For the remainder of the evening I was condemned to sit, and not move, by the Dansette record player.  It’s not unusual.

Deep, fat Friar

As if going to big school, and having to wear long trousers in September 1968, wasn’t alien enough, what I didn’t anticipate were the new words I’d have to learn.

We were told about prefects.  At my first playtime I expected to see a fleet of Ford Perfects lined up on the rugby pitch.  How surprised I was to see several bigger boys, adorned with their badges of authority, checking no one ventured onto the rugby field.  The rugby field confused me too.  Why had they built two longer poles above the football goalposts? Clearly they’d had a job-lot delivered?  And where was the penalty spot?
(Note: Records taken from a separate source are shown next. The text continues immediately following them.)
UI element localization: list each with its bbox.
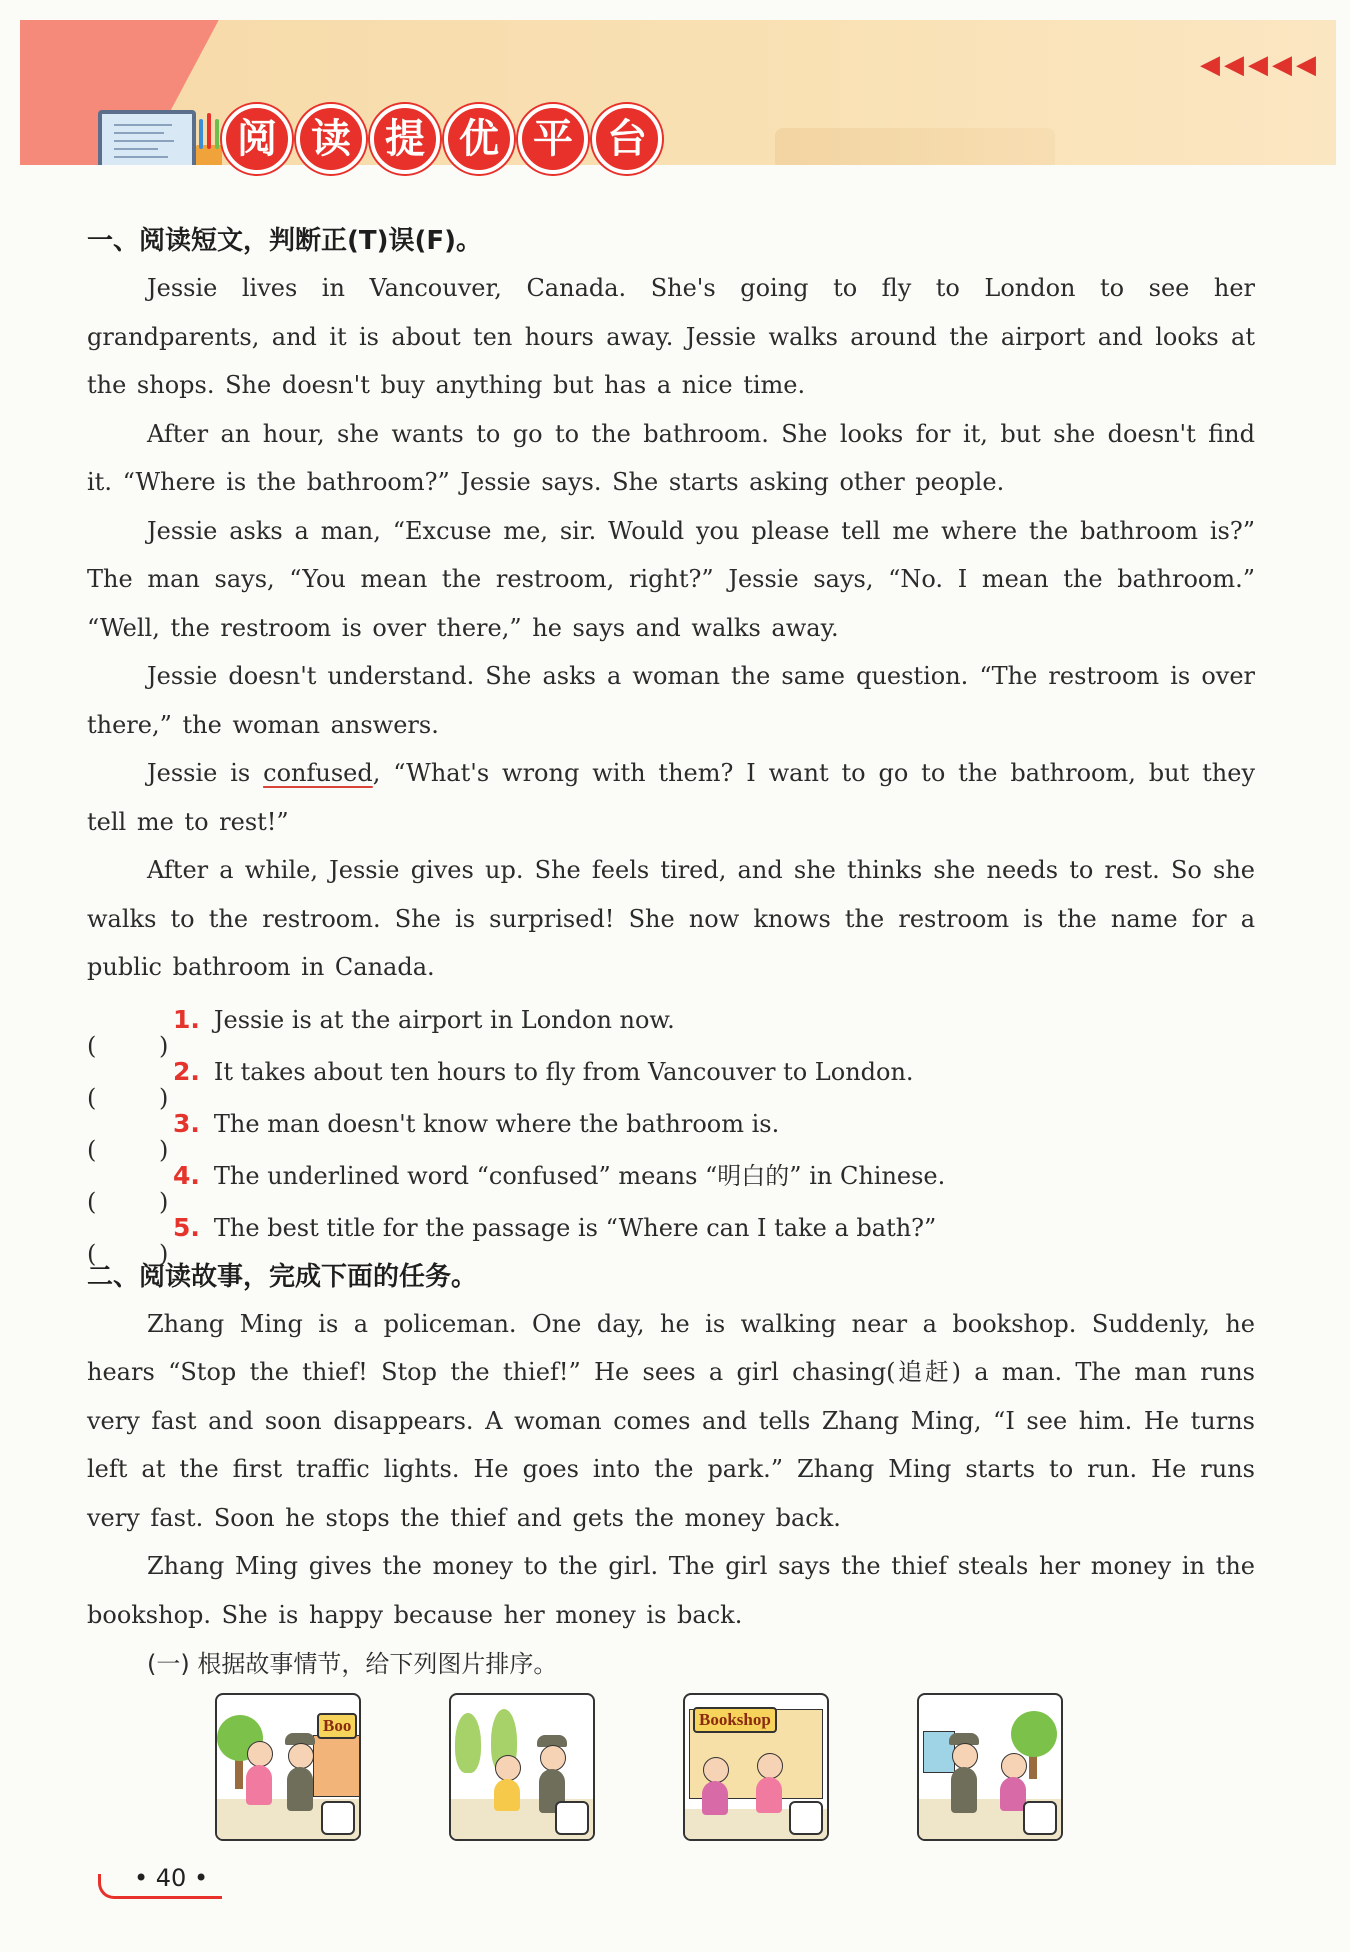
text-span: Jessie is bbox=[147, 759, 264, 787]
text-span: , “What's wrong with them? I want to go to the bathroom, but they tell me to rest!” bbox=[87, 759, 1255, 836]
page-number-rule bbox=[124, 1896, 222, 1899]
section-2-heading: 二、阅读故事，完成下面的任务。 bbox=[87, 1261, 478, 1292]
story-picture-2 bbox=[449, 1693, 595, 1841]
page-number bbox=[98, 1864, 223, 1904]
order-answer-box[interactable] bbox=[321, 1801, 355, 1835]
order-answer-box[interactable] bbox=[789, 1801, 823, 1835]
page-title bbox=[222, 104, 662, 174]
question-text: The best title for the passage is “Where can I take a bath?” bbox=[213, 1213, 937, 1242]
passage-paragraph: Jessie doesn't understand. She asks a woman the same question. “The restroom is over there,” the woman answers. bbox=[87, 662, 1255, 739]
question-number: 2. bbox=[173, 1056, 200, 1086]
title-char: 提 bbox=[370, 104, 440, 174]
question-item: ( ) 4. The underlined word “confused” means “明白的” in Chinese. bbox=[87, 1150, 1255, 1202]
underlined-word: confused bbox=[263, 759, 373, 787]
question-number: 3. bbox=[173, 1108, 200, 1138]
passage-paragraph: After an hour, she wants to go to the bathroom. She looks for it, but she doesn't find it. “Where is the bathroom?” Jessie says. She starts asking other people. bbox=[87, 419, 1255, 496]
story-paragraph: Zhang Ming is a policeman. One day, he is walking near a bookshop. Suddenly, he hears “Stop the thief! Stop the thief!” He sees a girl chasing(追赶) a man. The man runs very fast and soon disappears. A woman comes and tells Zhang Ming, “I see him. He turns left at the first traffic lights. He goes into the park.” Zhang Ming starts to run. He runs very fast. Soon he stops the thief and gets the money back. bbox=[87, 1309, 1255, 1532]
banner-pink-corner bbox=[20, 140, 100, 165]
picture-row bbox=[215, 1693, 1063, 1841]
question-text: The man doesn't know where the bathroom is. bbox=[213, 1109, 780, 1138]
story-picture-3 bbox=[683, 1693, 829, 1841]
passage-paragraph: After a while, Jessie gives up. She feels tired, and she thinks she needs to rest. So she walks to the restroom. She is surprised! She now knows the restroom is the name for a public bathroom in Canada. bbox=[87, 856, 1255, 981]
story-paragraph: Zhang Ming gives the money to the girl. The girl says the thief steals her money in the bookshop. She is happy because her money is back. bbox=[87, 1552, 1255, 1629]
story-picture-1 bbox=[215, 1693, 361, 1841]
question-item: ( ) 3. The man doesn't know where the bathroom is. bbox=[87, 1098, 1255, 1150]
title-char: 台 bbox=[592, 104, 662, 174]
question-item: ( ) 2. It takes about ten hours to fly from Vancouver to London. bbox=[87, 1046, 1255, 1098]
section-1-heading: 一、阅读短文，判断正(T)误(F)。 bbox=[87, 226, 483, 256]
subtask-instruction: (一) 根据故事情节，给下列图片排序。 bbox=[147, 1650, 558, 1678]
question-number: 1. bbox=[173, 1004, 200, 1034]
passage-paragraph bbox=[87, 749, 1255, 846]
passage-paragraph: Jessie lives in Vancouver, Canada. She's going to fly to London to see her grandparents, and it is about ten hours away. Jessie walks around the airport and looks at the shops. She doesn't buy anything but has a nice time. bbox=[87, 274, 1255, 399]
title-char: 读 bbox=[296, 104, 366, 174]
question-list bbox=[87, 994, 1255, 1268]
bookshop-sign: Bookshop bbox=[693, 1707, 777, 1733]
title-char: 阅 bbox=[222, 104, 292, 174]
question-number: 5. bbox=[173, 1212, 200, 1242]
title-char: 平 bbox=[518, 104, 588, 174]
question-text: Jessie is at the airport in London now. bbox=[213, 1005, 675, 1034]
bookshop-sign: Boo bbox=[317, 1713, 357, 1739]
order-answer-box[interactable] bbox=[555, 1801, 589, 1835]
header-banner bbox=[20, 20, 1336, 165]
question-item: ( ) 1. Jessie is at the airport in London now. bbox=[87, 994, 1255, 1046]
page-number-decoration bbox=[98, 1874, 127, 1899]
banner-watermark bbox=[775, 128, 1055, 165]
arrows-icon: ◀◀◀◀◀ bbox=[1200, 50, 1320, 80]
question-number: 4. bbox=[173, 1160, 200, 1190]
title-char: 优 bbox=[444, 104, 514, 174]
question-text: The underlined word “confused” means “明白的” in Chinese. bbox=[213, 1161, 946, 1190]
pencil-cup-icon bbox=[196, 145, 222, 165]
story-picture-4 bbox=[917, 1693, 1063, 1841]
main-content bbox=[87, 218, 1255, 1689]
page-number-text: • 40 • bbox=[134, 1864, 209, 1892]
order-answer-box[interactable] bbox=[1023, 1801, 1057, 1835]
passage-paragraph: Jessie asks a man, “Excuse me, sir. Would you please tell me where the bathroom is?” The man says, “You mean the restroom, right?” Jessie says, “No. I mean the bathroom.” “Well, the restroom is over there,” he says and walks away. bbox=[87, 516, 1255, 642]
question-item: ( ) 5. The best title for the passage is “Where can I take a bath?” bbox=[87, 1202, 1255, 1254]
laptop-icon bbox=[98, 110, 193, 165]
question-text: It takes about ten hours to fly from Vancouver to London. bbox=[213, 1057, 914, 1086]
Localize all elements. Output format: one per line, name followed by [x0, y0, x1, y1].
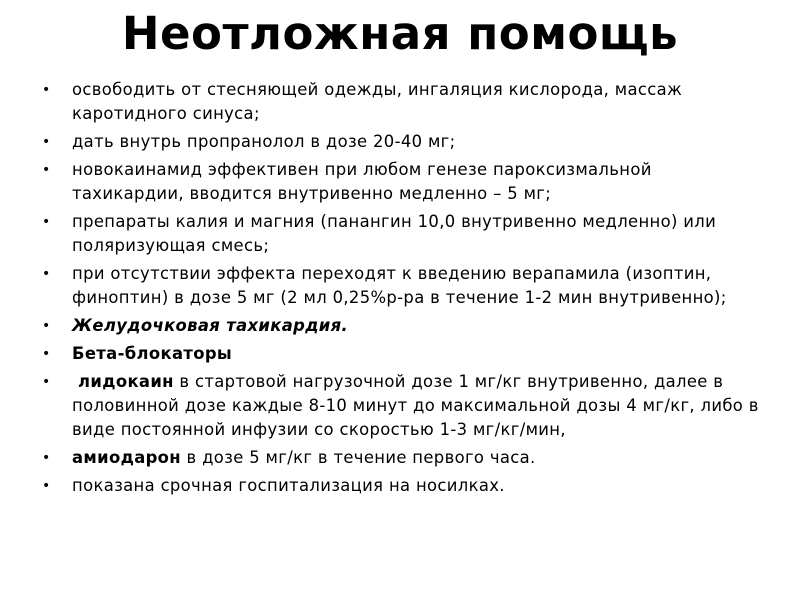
bullet-list [42, 78, 762, 502]
bullet-icon: • [42, 478, 51, 494]
list-item [42, 370, 762, 442]
item-text: новокаинамид эффективен при любом генезе пароксизмальной тахикардии, вводится внутривенно медленно – 5 мг; [72, 160, 652, 203]
item-text: дать внутрь пропранолол в дозе 20-40 мг; [72, 132, 456, 151]
item-text: в стартовой нагрузочной дозе 1 мг/кг внутривенно, далее в половинной дозе каждые 8-10 минут до максимальной дозы 4 мг/кг, либо в виде постоянной инфузии со скоростью 1-3 мг/кг/мин, [72, 372, 759, 439]
drug-name: амиодарон [72, 448, 181, 467]
bullet-icon: • [42, 214, 51, 230]
bullet-icon: • [42, 346, 51, 362]
list-item [42, 474, 762, 498]
list-item [42, 130, 762, 154]
drug-name: лидокаин [72, 372, 174, 391]
item-text: в дозе 5 мг/кг в течение первого часа. [180, 448, 536, 467]
bullet-icon: • [42, 266, 51, 282]
bullet-icon: • [42, 82, 51, 98]
list-item [42, 78, 762, 126]
item-text: препараты калия и магния (панангин 10,0 внутривенно медленно) или поляризующая смесь; [72, 212, 717, 255]
list-item-heading [42, 314, 762, 338]
bullet-icon: • [42, 318, 51, 334]
list-item [42, 210, 762, 258]
bullet-icon: • [42, 374, 51, 390]
bullet-icon: • [42, 450, 51, 466]
item-text: Бета-блокаторы [72, 344, 233, 363]
list-item [42, 158, 762, 206]
list-item [42, 262, 762, 310]
bullet-icon: • [42, 162, 51, 178]
item-text: Желудочковая тахикардия. [72, 316, 349, 335]
item-text: освободить от стесняющей одежды, ингаляция кислорода, массаж каротидного синуса; [72, 80, 683, 123]
slide-title: Неотложная помощь [121, 7, 679, 60]
list-item-heading [42, 342, 762, 366]
item-text: при отсутствии эффекта переходят к введению верапамила (изоптин, финоптин) в дозе 5 мг (2 мл 0,25%р-ра в течение 1-2 мин внутривенно); [72, 264, 727, 307]
list-item [42, 446, 762, 470]
bullet-icon: • [42, 134, 51, 150]
item-text: показана срочная госпитализация на носилках. [72, 476, 505, 495]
During the lunchbreak we learned about a thing called “the tuck shop”.  I was a massive fan of the ITV series Robin Hood, which ran in the early ‘60s; I thought we’d meet one of Robin’s merry men.  I was, however, praying it wasn’t a travelling barber’s.

We were also informed, should we ever need to temporarily leave our Tooting school, we’d require an exeat.  At primary school we’d not studied Latin.  We’d learned how to a throw a beanbag, pretend to be a tree during Music and Movement and drawn lots of dinosaurs; we’d never had to conjugate Latin verbs.

But the most confusing word for me was: homework.  My inability to get my head round this word was duly reflected in my 1973 O-level results.

Gloria sic transit (Gloria was ill on the journey).

Clocking in

Growing up, I would listen to aged relatives (it was that, or have your pocket money come to an abrupt halt) and wonder if any of them were related to Stanley Unwin?

I had a paternal grandfather who, if you asked him a question, would always answer with: “I’ll tell you for why”.  He was from north London, so perhaps, having been brought up south of the River, having far too many prepositions in a sentence was considered the norm?  Or perhaps he was a precursor to Google Translate? To paraphrase the Catchphrase catchline – “it’s good, but it’s not right”.

Where cab drivers dare not go after 8.00, my maternal grandmother, when asked the time, would answer: “five and twenty past” or “five and twenty to”.   Is this a generational thing and people in SW17 were taught to speak as if they were still living in Georgian London?

I bet, these days, no one is told “wait ‘til your father gets home”; as, with the advent of working from home, most fathers are already home, albeit working in a room which originally housed coal.

With raging inflation, I wonder much people should be paid for their thoughts?  Certainly not a penny.

And you didn’t have to do seven-years at medical school to give someone a taste of their own medicine.

Curiosity has been reported to the RSPCA.